Transgenerational Memories
Two developments in cultural studies memory research play a prominent role to investigate transgenerational memory practices and transmission processes in art. Firstly, we can observe the development of a generational semantics oriented towards memory and transgeneration, which constitutes an alternative to the ‘classic’ sociological concept of generation. Secondly, a Europeanisation of cultural memory has been taking place since the 1990s, i.e. a structural alignment of ‘Eastern European’ and ‘Western European’ images of history with pan-European and cosmopolitan references is gradually taking place.

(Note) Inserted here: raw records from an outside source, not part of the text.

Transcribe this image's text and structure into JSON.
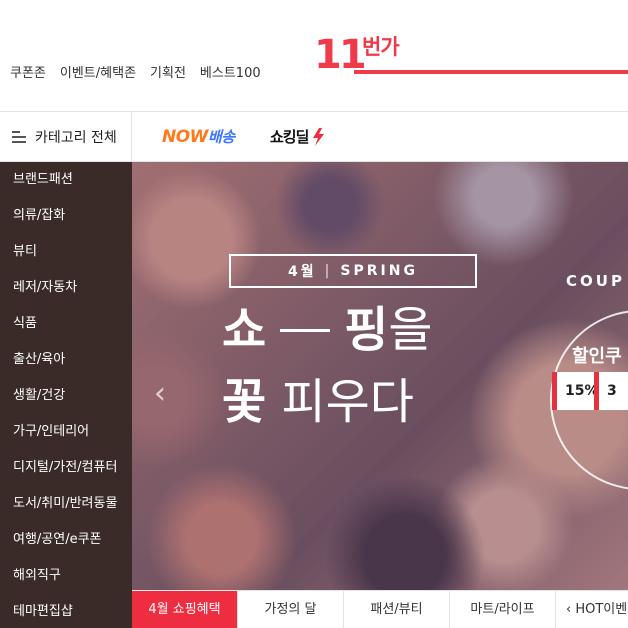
{
  "header": {
    "links": [
      "쿠폰존",
      "이벤트/혜택존",
      "기획전",
      "베스트100"
    ],
    "logo_number": "11",
    "logo_name": "번가"
  },
  "category_bar": {
    "toggle_label": "카테고리 전체",
    "toggle_icon": "menu-icon",
    "now_delivery": {
      "now": "NOW",
      "rest": "배송"
    },
    "shocking_deal": "쇼킹딜",
    "shocking_icon": "bolt-icon"
  },
  "sidebar": {
    "items": [
      "브랜드패션",
      "의류/잡화",
      "뷰티",
      "레저/자동차",
      "식품",
      "출산/육아",
      "생활/건강",
      "가구/인테리어",
      "디지털/가전/컴퓨터",
      "도서/취미/반려동물",
      "여행/공연/e쿠폰",
      "해외직구",
      "테마편집샵"
    ]
  },
  "hero": {
    "month": "4월",
    "season": "SPRING",
    "line1_bold_a": "쇼",
    "line1_bold_b": "핑",
    "line1_thin": "을",
    "line2_bold": "꽃",
    "line2_thin": "피우다",
    "coupon_label": "COUP",
    "coupon_title": "할인쿠",
    "chips": [
      "15%",
      "3"
    ],
    "prev_icon": "chevron-left-icon"
  },
  "tabs": [
    {
      "label": "4월 쇼핑혜택",
      "active": true
    },
    {
      "label": "가정의 달",
      "active": false
    },
    {
      "label": "패션/뷰티",
      "active": false
    },
    {
      "label": "마트/라이프",
      "active": false
    },
    {
      "label": "‹ HOT이벤",
      "active": false
    }
  ],
  "colors": {
    "brand": "#ef3a4a",
    "sidebar_bg": "#3b2b28",
    "active_tab": "#ee2d40",
    "now_orange": "#ff7a1a",
    "now_blue": "#3d76ff"
  }
}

Ever since literary scholar Marianne Hirsch’s concept of “postmemory” (French: postmémoire) for the transmission of traumatic memories to subsequent generations became widespread, generational self-understandings have been shaped not least by inter- and transgenerational transmissions. In the context of the thematic field of transgenerational memories, the concept of “postmemory” is to be decoupled from the Holocaust and family contexts and linked to the greatest challenge of current memory research: the increasingly cosmopolitan, but also selective memory of the Cold War, which is increasingly manifesting itself intermedially and in digital genres. Questions that become relevant in the context of artistic-historiographical practices are: How can we describe the connection between hegemonic images of history and artistic works that demonstrate so-called “alternative presences”? What happens when stories are performatively staged in the sense of a “digital memory” rather than reconstructed? How are transgenerational dialogues reflected in the conceptual structure of historiographic works?